In a multidimensional setting, if $B$ is positive definite, then the matrix square root $(\cdot)^{1/2}$ is Lipschitz continuous with the Lipschitz constant depending on the minimum eigenvalue of $B$, and hence the map $f$ is locally Lipschitz.

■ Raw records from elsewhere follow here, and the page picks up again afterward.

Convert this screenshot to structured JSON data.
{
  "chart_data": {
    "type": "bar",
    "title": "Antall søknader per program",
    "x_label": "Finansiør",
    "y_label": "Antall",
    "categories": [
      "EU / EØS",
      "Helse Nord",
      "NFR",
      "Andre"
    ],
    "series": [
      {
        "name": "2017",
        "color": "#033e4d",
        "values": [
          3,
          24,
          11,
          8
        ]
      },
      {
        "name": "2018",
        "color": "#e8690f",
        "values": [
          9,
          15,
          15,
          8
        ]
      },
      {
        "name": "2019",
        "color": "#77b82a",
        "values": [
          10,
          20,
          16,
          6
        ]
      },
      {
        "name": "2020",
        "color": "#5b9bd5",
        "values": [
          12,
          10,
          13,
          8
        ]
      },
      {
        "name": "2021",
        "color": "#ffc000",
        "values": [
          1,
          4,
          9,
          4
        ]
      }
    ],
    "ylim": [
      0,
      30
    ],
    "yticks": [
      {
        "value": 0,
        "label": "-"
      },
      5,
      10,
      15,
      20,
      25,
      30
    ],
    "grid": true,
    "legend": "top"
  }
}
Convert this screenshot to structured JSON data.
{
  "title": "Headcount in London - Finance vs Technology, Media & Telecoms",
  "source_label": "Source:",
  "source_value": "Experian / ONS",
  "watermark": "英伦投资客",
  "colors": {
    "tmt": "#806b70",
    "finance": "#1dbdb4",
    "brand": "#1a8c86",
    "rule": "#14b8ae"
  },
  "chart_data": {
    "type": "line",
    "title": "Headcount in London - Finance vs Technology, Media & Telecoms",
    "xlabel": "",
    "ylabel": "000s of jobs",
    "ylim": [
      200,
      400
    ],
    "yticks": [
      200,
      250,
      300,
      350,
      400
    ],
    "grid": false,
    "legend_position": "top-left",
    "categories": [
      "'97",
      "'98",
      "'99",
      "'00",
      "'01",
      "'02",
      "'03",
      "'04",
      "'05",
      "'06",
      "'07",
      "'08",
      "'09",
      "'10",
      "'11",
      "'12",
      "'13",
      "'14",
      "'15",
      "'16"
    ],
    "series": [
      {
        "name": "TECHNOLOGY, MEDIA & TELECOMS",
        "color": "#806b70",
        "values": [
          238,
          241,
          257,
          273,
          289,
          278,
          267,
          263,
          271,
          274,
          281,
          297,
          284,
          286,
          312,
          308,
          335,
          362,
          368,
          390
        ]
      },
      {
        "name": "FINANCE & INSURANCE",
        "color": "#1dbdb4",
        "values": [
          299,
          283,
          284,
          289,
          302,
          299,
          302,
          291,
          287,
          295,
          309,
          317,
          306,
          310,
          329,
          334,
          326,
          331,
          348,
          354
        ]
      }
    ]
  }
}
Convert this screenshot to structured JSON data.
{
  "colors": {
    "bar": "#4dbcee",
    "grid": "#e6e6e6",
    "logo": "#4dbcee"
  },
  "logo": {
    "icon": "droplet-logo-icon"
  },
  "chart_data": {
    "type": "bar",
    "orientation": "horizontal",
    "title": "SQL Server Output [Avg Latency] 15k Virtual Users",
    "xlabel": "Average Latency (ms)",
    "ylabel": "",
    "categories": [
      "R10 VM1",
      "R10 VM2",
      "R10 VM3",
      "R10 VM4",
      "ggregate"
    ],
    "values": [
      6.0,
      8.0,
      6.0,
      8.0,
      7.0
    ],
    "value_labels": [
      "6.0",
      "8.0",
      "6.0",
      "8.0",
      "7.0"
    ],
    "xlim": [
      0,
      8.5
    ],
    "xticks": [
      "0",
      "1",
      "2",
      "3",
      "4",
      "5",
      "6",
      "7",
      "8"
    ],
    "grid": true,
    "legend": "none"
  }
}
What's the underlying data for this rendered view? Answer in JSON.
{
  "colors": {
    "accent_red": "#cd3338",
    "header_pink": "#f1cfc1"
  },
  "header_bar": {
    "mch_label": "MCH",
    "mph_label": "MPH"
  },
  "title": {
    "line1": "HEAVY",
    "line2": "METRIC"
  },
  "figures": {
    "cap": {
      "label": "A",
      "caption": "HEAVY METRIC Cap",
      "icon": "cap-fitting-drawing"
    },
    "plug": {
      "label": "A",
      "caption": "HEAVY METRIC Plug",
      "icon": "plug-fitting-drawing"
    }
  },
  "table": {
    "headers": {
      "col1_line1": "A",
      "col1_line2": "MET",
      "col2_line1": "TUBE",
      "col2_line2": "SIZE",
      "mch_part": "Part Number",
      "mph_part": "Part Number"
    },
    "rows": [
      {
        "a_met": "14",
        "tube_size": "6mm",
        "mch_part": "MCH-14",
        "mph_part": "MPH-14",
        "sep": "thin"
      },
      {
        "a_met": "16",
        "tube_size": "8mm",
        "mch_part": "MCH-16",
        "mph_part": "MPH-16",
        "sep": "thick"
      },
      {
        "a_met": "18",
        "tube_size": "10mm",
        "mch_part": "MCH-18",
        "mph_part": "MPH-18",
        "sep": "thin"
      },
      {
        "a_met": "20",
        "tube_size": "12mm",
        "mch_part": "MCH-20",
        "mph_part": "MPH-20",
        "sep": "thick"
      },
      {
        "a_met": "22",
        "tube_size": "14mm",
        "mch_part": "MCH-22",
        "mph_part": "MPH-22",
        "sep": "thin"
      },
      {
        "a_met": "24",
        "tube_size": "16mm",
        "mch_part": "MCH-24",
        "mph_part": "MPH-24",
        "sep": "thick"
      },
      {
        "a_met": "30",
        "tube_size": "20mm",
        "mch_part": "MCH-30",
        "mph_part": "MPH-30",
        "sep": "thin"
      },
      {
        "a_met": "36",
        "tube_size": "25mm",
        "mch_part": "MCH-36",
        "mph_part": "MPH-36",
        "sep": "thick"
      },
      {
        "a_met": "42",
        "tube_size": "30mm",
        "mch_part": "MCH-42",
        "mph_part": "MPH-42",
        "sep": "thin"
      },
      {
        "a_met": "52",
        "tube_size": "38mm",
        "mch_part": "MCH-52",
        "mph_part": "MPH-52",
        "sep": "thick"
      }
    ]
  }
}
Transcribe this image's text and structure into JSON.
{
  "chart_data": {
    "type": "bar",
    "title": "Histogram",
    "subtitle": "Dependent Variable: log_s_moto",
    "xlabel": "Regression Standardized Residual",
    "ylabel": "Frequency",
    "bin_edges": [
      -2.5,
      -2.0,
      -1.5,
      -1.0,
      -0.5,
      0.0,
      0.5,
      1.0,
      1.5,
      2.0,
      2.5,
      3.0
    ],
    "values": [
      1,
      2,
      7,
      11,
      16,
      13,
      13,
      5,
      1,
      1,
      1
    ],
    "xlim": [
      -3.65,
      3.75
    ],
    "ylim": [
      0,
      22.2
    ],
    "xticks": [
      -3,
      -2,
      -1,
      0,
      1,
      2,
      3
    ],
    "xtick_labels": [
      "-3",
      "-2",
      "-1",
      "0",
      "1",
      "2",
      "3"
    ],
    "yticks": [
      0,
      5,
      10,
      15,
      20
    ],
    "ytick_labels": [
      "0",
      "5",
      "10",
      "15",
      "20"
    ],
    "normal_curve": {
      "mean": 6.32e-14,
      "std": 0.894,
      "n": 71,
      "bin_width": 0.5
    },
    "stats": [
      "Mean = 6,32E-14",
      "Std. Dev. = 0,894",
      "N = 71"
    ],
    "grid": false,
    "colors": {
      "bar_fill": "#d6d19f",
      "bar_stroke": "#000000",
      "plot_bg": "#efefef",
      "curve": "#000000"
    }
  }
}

It is not clear to me how to relax the positive definite condition of $B$ for the locally Lipschitz continuity.

Answer 1

The mapping $g:X\mapsto |X|:=(XX^T)^{1/2}$ that maps a square matrix to its polar part is Lipschitz continuous. This was first proved in Araki and Yamagami (1981), An inequality for the Hilbert-Schmidt norm, Comm. Math. Phys, 81:89-98 (see theorem 1 on p.89 and its proof on p.90). The authors proved that $\|\,|X|-|Y|\,\|_F\le\sqrt{2}\|X-Y\|_F$. The Lipschitz constant $\sqrt{2}$ is the best possible in the general case, but it can be improved to $1$ when $X$ and $Y$ are self-adjoint. See also section 5 of Rajendra Bhatia (1994), Matrix Factorizations and Their Perturbations, Linear Algebra and Its Applications, 197-198:245-276.

Since $\pmatrix{f(A)&0\\ 0&0}=\left|\pmatrix{A&B^{1/2}\\ 0&0}\right|$, your $f$ is also Lipschitz continuous with the same constant $\sqrt{2}$, but I don't know whether this constant can be improved or not.